J&L&J&L&J&L&J&L&J&L&J&L&J&LJ&L&J&L&J&L&J&L&J&L&J&L&J&LJ&L&J&L&J&L&J&L&J&L&J&L&J&LJ&L&J&L&J&L&J&L&J&L&J&L&J&LJ&L&J&L&J&L&J&L&J&L&J&L&J&L
« M. Potter ? Vous devriez rentrer chez vous. Elle ne se réveillera probablement pas ce soir, lui glissa l'infirmière en vérifiant les constantes de Lily.
- Elle a raison. Rentre chez toi, James. »
La voix de Fenwick le fit grimacer. Il lâcha la main de Lily, se leva de sa chaise, et se retourna vers lui. Il avait fait quelques pas à l'intérieur de la pièce, et James savait que dès qu'il partirait, il prendrait sa place à ses côtés. Il était hors de question qu'une telle chose arrive.
« Je ne vais pas te laisser seul avec elle, lui dit-il, déterminé.
- Je ne vais pas lui faire de mal.
- Comme tu n'as pas fait de mal à Dorcas, c'est ça ? Répliqua James.
- Vous avez exagéré avec Dorcas, ce n'était pas si grave, répondit Benjy en roulant les yeux.
- Ce n'était pas si grave ?! Elle te faisait confiance. Tu ne peux pas... Tu ne peux pas te promener partout et raconter des choses sur les filles, comme ça.
- Tu n'aimerais pas que je te raconte des choses sur Lily ? Tu n'aimerais pas que je te dise comment sont ses seins ? Ce qu'elle me murmure à l'oreille quand je m'apprête à me la faire ? Tu ne veux pas savoir si elle aime ça ? »
James serra la mâchoire et se rapprocha dangereusement du jeune homme avant de le pousser vers l'extérieur de la pièce. Il n'avait pas changé. Malgré ce qu'il s'était passé, il n'avait rien appris de la raclée que Sirius et lui même lui avait mise une année auparavant. Il restait le même crétin répugnant qu'il était avec Dorcas.
« Arrête tes conneries Fenwick, le prévint-il.
- Et toi, arrête de jouer à l'enfant de choeur. On sait tous comment tu es. Tu peux me faire la leçon, mais combien de pauvres filles est-ce que tu as blessé, au juste ? Est-ce qu'elle n'est pas là à cause de toi ?
- Je n'ai jamais...
- Si, Potter. Tu l'as fait.
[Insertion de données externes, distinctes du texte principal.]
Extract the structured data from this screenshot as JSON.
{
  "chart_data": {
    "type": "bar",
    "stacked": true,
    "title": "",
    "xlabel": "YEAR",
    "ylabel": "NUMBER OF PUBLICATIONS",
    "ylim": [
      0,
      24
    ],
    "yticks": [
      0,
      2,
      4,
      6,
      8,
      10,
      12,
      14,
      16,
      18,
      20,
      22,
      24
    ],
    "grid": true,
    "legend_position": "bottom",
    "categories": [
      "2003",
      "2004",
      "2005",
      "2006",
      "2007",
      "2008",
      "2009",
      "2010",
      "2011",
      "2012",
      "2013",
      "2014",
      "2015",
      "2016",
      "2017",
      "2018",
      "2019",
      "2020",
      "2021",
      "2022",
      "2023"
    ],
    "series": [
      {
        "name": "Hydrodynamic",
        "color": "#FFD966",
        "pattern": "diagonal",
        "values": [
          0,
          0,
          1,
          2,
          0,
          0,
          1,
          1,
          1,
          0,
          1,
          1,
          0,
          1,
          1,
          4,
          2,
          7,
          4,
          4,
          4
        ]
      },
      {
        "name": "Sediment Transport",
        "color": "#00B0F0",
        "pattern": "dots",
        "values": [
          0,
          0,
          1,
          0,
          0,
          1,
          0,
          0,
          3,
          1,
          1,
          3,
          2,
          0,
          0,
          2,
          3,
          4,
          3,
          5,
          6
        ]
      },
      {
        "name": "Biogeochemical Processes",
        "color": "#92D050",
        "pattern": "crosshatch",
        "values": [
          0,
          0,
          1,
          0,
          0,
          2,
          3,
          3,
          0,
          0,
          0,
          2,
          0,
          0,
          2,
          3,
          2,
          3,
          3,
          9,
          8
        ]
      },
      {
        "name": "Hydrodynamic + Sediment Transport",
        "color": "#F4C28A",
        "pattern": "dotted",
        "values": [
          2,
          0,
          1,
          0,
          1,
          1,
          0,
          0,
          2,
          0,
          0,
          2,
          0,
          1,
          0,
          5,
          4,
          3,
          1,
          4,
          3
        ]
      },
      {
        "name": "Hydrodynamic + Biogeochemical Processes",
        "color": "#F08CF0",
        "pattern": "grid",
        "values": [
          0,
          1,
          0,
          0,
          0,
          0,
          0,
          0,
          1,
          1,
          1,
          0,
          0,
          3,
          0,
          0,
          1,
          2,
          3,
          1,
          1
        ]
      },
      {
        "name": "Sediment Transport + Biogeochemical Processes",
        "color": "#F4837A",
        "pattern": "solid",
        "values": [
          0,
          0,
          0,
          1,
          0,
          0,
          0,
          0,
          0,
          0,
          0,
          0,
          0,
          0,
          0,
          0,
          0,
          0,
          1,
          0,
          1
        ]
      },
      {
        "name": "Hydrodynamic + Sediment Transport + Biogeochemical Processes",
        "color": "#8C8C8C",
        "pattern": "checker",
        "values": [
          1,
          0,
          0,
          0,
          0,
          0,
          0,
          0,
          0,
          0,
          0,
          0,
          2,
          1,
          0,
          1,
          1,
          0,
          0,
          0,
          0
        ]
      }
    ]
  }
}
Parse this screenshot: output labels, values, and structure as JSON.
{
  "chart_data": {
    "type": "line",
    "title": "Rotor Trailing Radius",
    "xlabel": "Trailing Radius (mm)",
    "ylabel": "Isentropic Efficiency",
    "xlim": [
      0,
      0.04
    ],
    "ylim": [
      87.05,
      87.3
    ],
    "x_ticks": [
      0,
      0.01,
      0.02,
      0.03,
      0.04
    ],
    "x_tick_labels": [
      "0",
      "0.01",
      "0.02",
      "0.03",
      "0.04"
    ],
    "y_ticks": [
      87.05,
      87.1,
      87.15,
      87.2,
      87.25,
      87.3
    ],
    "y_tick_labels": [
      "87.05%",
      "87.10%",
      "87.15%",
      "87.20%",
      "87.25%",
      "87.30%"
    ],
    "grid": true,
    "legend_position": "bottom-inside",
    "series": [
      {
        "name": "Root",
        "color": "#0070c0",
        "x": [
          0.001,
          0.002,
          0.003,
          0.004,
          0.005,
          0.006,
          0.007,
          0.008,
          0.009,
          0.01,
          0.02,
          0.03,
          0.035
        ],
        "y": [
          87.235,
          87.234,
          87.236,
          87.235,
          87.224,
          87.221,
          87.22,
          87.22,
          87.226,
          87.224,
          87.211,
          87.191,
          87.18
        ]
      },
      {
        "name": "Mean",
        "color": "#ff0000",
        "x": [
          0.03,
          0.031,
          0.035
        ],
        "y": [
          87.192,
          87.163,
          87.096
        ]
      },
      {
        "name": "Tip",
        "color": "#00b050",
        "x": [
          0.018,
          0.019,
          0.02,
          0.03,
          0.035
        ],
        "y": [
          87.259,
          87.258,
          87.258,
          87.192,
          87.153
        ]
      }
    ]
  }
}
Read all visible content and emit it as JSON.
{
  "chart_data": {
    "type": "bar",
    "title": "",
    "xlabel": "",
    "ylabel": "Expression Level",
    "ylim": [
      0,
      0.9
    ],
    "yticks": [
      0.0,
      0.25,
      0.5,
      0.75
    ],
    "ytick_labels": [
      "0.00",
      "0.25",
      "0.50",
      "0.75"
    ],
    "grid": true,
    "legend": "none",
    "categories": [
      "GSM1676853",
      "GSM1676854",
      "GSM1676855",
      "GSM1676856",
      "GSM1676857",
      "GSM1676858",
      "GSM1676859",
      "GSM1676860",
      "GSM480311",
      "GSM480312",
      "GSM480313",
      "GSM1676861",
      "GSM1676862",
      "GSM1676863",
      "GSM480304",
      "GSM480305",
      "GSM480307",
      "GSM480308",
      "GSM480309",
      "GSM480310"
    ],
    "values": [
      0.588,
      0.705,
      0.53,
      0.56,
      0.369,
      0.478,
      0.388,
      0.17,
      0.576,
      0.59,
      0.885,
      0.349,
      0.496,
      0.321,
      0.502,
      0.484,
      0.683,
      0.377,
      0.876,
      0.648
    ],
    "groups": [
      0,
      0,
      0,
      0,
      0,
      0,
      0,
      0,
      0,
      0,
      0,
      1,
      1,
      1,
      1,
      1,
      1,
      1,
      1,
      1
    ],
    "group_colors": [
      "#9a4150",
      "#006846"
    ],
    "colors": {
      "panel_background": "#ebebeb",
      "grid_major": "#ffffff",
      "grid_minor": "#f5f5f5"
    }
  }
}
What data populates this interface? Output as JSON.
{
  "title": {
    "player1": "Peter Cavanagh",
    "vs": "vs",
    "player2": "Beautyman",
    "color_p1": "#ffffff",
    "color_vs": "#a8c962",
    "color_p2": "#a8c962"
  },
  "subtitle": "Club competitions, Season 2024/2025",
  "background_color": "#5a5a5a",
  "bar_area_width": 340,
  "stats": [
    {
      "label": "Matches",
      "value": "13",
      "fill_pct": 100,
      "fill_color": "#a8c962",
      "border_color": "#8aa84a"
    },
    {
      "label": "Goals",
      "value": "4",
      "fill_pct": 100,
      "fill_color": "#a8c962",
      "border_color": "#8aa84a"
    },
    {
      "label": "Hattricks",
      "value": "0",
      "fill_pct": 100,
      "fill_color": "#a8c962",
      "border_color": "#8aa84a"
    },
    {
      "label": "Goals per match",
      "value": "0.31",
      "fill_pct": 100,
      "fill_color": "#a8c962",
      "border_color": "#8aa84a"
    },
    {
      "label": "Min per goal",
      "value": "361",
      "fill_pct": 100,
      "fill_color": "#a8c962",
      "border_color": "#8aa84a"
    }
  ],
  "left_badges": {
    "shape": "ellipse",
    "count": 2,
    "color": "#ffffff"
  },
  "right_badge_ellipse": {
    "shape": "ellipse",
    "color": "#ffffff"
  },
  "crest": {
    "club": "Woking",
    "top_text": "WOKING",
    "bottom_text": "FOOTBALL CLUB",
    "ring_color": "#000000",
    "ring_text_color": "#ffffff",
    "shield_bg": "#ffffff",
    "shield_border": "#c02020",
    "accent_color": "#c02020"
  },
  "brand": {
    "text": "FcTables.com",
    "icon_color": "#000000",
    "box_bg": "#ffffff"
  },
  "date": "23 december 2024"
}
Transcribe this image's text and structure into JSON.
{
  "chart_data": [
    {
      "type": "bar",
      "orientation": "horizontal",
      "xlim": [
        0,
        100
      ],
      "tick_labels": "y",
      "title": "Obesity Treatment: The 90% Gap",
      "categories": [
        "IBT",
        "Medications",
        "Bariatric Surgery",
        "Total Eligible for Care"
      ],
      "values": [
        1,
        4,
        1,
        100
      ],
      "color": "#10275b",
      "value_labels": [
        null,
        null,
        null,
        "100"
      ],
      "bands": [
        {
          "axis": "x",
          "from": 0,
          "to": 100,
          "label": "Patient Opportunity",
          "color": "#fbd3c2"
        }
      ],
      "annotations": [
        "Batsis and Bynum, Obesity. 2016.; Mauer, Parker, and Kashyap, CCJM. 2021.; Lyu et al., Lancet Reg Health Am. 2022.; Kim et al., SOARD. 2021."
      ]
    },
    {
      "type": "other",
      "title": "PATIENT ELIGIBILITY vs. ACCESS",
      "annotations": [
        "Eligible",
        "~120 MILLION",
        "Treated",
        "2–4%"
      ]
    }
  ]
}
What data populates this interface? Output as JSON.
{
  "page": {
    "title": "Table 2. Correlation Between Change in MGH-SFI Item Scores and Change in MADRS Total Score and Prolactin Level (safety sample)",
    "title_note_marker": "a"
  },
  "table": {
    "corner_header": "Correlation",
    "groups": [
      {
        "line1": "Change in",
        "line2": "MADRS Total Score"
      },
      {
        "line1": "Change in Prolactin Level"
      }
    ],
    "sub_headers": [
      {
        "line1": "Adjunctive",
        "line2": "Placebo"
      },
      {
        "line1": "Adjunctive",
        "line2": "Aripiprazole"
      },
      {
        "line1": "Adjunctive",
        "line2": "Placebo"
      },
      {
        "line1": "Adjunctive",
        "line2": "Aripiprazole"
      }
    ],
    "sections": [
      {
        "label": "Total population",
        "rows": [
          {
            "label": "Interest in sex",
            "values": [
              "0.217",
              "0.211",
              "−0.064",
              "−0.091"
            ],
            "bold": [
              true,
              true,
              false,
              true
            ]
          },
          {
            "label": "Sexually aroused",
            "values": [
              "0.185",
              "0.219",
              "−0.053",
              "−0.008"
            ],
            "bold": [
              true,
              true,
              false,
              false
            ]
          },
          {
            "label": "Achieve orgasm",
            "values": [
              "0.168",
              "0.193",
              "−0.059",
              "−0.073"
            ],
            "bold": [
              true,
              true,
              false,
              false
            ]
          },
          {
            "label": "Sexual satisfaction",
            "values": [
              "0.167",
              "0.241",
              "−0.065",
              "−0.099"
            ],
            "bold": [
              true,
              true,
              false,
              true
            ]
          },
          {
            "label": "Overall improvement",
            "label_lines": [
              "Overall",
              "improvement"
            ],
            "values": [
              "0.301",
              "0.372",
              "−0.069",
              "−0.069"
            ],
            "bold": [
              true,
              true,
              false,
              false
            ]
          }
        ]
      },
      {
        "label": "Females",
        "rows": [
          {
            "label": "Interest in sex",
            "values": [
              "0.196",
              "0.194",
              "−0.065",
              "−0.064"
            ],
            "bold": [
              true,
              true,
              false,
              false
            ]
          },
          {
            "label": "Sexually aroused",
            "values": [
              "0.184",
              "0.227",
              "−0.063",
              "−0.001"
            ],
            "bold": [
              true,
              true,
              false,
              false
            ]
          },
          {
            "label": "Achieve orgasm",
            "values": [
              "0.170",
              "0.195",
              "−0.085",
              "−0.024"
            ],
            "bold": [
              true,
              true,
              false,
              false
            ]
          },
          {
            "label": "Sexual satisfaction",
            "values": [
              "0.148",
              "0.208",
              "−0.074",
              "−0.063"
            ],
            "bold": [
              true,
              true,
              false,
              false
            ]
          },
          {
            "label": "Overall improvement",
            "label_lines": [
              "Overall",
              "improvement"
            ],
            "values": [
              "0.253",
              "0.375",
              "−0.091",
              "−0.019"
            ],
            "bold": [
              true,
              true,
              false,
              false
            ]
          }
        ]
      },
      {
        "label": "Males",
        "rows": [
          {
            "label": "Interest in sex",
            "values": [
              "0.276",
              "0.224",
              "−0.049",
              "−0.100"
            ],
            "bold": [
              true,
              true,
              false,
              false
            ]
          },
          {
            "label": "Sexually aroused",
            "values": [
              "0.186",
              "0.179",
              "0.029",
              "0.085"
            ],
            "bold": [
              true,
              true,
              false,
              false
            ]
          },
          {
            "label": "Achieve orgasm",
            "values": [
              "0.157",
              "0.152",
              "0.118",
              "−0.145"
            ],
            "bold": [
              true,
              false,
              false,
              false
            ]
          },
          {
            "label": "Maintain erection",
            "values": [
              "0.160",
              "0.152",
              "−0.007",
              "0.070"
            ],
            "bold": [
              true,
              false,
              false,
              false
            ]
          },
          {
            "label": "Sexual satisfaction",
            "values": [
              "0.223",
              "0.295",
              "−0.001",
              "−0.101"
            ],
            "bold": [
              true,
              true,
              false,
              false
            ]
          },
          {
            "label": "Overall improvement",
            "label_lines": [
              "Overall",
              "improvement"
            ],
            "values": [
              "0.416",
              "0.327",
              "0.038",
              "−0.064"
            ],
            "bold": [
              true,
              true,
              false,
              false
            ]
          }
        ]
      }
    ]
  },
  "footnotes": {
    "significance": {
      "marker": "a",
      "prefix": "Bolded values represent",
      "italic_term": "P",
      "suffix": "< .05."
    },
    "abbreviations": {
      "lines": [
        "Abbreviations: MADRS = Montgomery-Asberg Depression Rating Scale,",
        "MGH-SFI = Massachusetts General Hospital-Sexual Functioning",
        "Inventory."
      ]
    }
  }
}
Tu l'as fait à chaque fois que tu leur as fait croire qu'elles valaient quelque chose alors qu'en fin de compte, tu savais bien que ce n'était pas le cas.
- Je n'ai jamais fait ce que tu as fait ! Protesta James en s'efforçant de ne pas penser à tout ce par quoi il avait fait passer Lily parce qu'elle lui avait fait promettre de tourner la page, un jour.
- Non, mais tu ne vaux pas mieux, trancha Fenwick. Je tiens à Lily, peu importe ce que tu peux penser, et je ne bougerai pas de là tant qu'elle ne se sera pas réveillée. »
La discussion semblait être close. James aurait pu faire voler Benjy hors de la pièce, mais quelque chose dans ses paroles l'avait interpellé. Il s'inquiétait vraiment pour Lily. Certainement pas autant que lui, mais il s'en inquiétait, et ils étaient peu à le faire, alors il ne laissa pas la situation s'envenimer. Lily ne l'aurait pas voulu, si elle avait été consciente.
Il se rassit sur sa chaise et repensa aux mots de Fenwick. Etaient-ils similaires ? Il commençait à se poser la question. Après tout, il en avait brisé, des cœurs. Et Lily était là à cause de lui. Elle était là parce qu'il était parti au moment où il aurait dû rester. Finalement, peut-être qu'il aurait mieux fait de se taire. Peut-être qu'il était exactement comme Benjy.